I'm studying Chiral Perturbation Theory ($\chi PT$) from Scherer's Introduction to Chiral Perturbation Theory.
What I am currently having some trouble understanding are two things:
- The quark condensate. What is this and why is it a sufficient condition for spontaneous breaking of chiral symmetry? What I do not really understand is where the operator $S_a=\bar{q} \lambda_a q$ comes from ($\lambda_a$ are the Gell-Mann matrices) and why the expectation value of this (which I gather is zero) gives us this thing called the quark condensate.

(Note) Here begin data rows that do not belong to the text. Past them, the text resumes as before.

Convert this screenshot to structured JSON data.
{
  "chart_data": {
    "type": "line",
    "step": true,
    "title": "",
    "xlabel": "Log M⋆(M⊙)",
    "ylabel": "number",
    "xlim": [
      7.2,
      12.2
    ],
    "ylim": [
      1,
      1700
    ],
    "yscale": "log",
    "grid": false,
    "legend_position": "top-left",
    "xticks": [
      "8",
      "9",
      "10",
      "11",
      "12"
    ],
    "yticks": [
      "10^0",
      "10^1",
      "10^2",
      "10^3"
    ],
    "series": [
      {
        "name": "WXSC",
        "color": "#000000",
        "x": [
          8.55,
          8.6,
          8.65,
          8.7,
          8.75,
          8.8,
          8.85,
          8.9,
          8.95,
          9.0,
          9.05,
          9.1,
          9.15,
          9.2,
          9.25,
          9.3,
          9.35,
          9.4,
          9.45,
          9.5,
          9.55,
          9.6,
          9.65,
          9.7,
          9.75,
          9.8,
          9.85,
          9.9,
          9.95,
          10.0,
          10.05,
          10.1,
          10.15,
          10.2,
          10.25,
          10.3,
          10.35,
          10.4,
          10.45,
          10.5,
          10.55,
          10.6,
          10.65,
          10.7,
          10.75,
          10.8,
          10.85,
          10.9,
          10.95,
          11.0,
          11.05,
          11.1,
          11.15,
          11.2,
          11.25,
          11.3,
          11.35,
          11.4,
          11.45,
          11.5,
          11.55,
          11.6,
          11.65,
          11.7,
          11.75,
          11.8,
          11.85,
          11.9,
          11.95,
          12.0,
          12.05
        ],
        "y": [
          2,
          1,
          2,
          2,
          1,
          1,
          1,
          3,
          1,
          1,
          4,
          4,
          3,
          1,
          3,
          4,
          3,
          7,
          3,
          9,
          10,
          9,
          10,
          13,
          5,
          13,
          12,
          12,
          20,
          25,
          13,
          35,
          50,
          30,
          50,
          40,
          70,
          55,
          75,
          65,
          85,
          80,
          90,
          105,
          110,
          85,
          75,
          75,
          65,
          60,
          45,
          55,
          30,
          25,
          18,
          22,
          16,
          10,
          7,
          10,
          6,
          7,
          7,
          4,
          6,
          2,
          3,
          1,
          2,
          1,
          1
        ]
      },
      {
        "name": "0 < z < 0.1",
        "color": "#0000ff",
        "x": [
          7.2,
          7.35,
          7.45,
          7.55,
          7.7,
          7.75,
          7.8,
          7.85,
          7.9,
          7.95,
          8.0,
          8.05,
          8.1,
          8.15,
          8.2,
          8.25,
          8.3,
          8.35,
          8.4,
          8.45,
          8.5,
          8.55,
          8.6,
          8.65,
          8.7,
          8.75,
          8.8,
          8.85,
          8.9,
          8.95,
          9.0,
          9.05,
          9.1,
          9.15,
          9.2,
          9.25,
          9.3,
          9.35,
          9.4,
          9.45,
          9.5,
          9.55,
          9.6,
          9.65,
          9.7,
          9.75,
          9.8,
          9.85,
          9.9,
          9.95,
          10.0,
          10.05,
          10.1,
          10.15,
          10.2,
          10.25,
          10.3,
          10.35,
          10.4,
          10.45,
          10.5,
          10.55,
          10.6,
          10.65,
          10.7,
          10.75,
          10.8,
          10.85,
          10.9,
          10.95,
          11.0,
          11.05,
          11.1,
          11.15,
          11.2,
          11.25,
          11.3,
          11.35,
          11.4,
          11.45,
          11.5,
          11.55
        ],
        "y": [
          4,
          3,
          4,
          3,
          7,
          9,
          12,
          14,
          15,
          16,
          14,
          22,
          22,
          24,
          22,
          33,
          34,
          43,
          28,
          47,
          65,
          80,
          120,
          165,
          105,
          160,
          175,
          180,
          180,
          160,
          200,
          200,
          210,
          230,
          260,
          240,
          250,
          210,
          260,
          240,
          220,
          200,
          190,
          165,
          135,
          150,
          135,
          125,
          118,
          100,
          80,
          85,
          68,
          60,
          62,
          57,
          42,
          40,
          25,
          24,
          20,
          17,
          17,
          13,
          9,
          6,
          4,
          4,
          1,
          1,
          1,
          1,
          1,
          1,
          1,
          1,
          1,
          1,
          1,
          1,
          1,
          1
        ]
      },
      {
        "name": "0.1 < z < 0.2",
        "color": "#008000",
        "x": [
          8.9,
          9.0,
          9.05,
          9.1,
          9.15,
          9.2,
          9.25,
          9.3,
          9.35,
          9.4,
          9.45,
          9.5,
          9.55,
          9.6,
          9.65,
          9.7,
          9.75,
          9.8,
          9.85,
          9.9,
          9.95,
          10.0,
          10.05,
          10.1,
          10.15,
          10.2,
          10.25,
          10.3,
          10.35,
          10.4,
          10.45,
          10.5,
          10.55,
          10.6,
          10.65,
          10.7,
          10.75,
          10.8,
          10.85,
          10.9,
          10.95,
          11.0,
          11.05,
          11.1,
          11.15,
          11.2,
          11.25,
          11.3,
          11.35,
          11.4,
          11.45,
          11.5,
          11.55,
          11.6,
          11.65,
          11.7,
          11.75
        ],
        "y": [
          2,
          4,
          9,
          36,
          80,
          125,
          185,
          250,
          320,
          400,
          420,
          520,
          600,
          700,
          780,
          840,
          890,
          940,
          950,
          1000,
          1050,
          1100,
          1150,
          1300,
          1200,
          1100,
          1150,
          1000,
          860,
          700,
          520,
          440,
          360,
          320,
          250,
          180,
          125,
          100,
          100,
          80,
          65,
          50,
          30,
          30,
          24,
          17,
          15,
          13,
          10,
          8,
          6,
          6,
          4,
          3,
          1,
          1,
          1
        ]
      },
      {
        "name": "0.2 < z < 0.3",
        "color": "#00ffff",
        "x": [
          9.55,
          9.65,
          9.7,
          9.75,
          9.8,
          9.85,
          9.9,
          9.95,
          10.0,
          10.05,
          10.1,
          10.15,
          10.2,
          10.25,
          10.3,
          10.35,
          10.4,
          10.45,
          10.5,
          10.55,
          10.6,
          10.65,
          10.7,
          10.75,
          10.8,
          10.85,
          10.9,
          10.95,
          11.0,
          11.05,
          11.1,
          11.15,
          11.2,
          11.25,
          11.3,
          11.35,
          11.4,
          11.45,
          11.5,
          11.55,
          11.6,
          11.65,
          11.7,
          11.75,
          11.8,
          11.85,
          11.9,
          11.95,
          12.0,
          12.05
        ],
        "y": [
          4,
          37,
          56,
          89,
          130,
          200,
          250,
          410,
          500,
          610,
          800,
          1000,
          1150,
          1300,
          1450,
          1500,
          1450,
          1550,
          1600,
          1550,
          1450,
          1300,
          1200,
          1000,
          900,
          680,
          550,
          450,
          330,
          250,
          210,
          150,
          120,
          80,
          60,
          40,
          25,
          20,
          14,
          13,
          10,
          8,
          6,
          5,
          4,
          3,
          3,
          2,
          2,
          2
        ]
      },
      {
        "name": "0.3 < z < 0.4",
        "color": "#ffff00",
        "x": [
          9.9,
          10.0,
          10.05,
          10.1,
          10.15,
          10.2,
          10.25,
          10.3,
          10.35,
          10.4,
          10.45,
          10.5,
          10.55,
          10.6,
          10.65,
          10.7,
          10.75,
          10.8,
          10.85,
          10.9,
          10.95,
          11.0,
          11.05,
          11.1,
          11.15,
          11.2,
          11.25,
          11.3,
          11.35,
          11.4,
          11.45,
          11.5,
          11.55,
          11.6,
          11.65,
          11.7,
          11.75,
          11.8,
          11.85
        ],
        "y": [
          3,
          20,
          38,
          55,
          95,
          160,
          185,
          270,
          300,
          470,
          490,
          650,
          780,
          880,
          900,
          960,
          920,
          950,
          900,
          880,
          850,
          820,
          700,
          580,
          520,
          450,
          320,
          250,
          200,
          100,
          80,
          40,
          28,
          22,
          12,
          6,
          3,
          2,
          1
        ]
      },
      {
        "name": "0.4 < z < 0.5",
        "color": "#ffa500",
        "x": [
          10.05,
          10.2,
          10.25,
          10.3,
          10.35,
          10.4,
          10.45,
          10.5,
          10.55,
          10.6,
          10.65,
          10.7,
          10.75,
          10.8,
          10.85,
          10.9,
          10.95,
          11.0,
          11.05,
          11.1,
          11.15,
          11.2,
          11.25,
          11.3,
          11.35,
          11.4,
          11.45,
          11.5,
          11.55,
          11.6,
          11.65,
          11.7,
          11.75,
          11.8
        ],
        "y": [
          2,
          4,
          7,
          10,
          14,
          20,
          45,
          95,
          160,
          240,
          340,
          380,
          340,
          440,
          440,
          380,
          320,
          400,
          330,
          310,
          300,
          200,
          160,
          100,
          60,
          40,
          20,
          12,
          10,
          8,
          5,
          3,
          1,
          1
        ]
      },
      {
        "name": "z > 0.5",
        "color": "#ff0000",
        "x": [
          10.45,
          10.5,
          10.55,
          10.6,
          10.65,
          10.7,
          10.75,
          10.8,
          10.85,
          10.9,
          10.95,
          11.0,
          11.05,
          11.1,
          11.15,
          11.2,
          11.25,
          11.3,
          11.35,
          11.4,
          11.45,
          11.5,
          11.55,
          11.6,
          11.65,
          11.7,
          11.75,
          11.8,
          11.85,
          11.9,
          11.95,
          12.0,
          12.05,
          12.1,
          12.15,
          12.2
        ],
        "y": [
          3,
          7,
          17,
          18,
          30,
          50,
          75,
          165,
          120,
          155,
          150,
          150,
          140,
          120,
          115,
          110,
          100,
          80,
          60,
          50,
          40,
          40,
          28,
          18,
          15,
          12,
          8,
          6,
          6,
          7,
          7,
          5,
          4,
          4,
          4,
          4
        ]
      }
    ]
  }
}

- The formulation of the effective Lagrangian. There is some stuff in Scherer about the coset $G/H$ where in this case G is the full chiral group and $H$ is the vector subgroup which is left after spontaneous symmetry breaking, but I do not really follow how this discussion explains why the Lagrangian is given in terms of the SU(3) matrix $U=\exp{\frac{i}{F_0} \Phi} = \exp{\frac{i}{F_0} \phi_a\lambda_a}$ for (individual) Goldstone fields $\phi_a$? Why can't we write down the effective Lagrangian in terms of the actual degrees of freedom in the theory, i.e. the Goldstone fields? I've read something about them not transforming non-linearly (and the $U$ transforming linearly) but could not really follow so if someone could elaborate on this I would be very glad.
A big thanks in advance for all help given!
And another thing - if anyone has another tip for an introductory reference to $\chi PT$, I would be very grateful. Scherer works decently but it's always good to read about things from a different viewpoint.